UK inflation in January was higher that the market expected and keeps the prospect of a Bank of England interest rate hike in play over the coming months.
The consumer price index in January was 3.0% higher than a year ago, the Office for National Statistics revealed on Tuesday, the level that it fell to in December from 3.1% the month before. This headline rate was in line with the Bank of England's inflation report last week but stronger than the average forecast from economists of 2.9%.
Core CPI, which strips out more volatile prices such as food and fuel, rose 2.7% in January, more strongly than the 2.6% predicted and up to its joint highest level since 2011 from the 2.5% rise a month before.
On a month-over-month basis, CPI fell 0.5% in January, less than the 0.6% fall predicted after rising 0.4% a month earlier.
CPIH, which is the preferred measure of inflation of the ONS as it includes owner-occupiers' housing costs, rose 2.7% for the second month in a row, which was shy of the 2.8% expected.
A large downward contribution from fuel prices, rising by less this year than they did in January 2017, held back the headline CPI rate from returning to 3.1%, though this was offset by a rise in the contribution from prices for recreation and culture - admissions to zoos and gardens in particular according to the ONS.
Producer input and output price inflation both ticked down in January.
Last week the BoE's quarterly inflation report forecast CPI would ease to 2.16% in two years' time, down from its earlier estimate of 2.21%, despite sterling's recent appreciation. The MPC acknowledged for the first time the risk that "the contribution of imported inflation pressures would diminish more rapidly than in the central projection".
With core CPI now back to the joint highest level since 2011, the pressures remains on the central bank to raise rates, with markets factoring in a greater than 50% chance of two or more rate rises in 2018.
As the rise in core inflation was concentrated in the recreational and cultural services sector, where labour costs account for a high percentage of firms' costs, the data lend weight to the MPC's concern that domestically-generated inflation is beginning to pick-up in response to the tight labour market, said economist Sam Tombs at Pantheon Macroeconomics.
Chris Williamson at IHS Markit said higher than expected in January added "further pressure for policymakers to hike interest rates again, possibly as soon as May".
"However," he added, "with mounting signs of economic growth slowing at the start of 2018, a May rate rise is by no means a done deal and will likely be dependent on the data flow improving in coming months."
Nikesh Sawjani, an economist at Lloyds Bank Commercial Banking, said the ONS figures backed up the view that the downtrend in inflation is likely to be very gradual. "Over the coming months, as the fading impact of previous sterling weakness unwinds, domestic inflation pressures are expected to build, ensuring that the return in CPI towards its 2% target is expected to be very slow," he said.

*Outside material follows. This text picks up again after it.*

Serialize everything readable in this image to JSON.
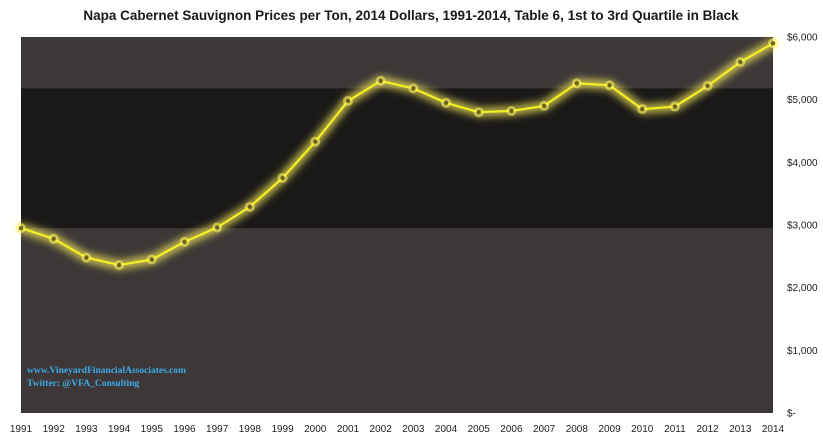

Paul Hollingsworth at Capital Economics said CPI inflation will gradually drift downwards over the course of 2018 as the impact of the post-referendum drop in the pound continues to fade. "
Note that producer input and output price inflation both ticked down in January. As a result, we think that CPI inflation will end this year at around 2.25%.
"Somewhat counterintuitively, this may make it easier for the MPC to hike interest rates, as it helps to ease the squeeze on consumers' real incomes, the largest constraint on spending growth at present, which should help the economy to pick up a bit of pace. Indeed, we think that stronger growth will allow the MPC to hike interest rates by three times this year, more than markets expect."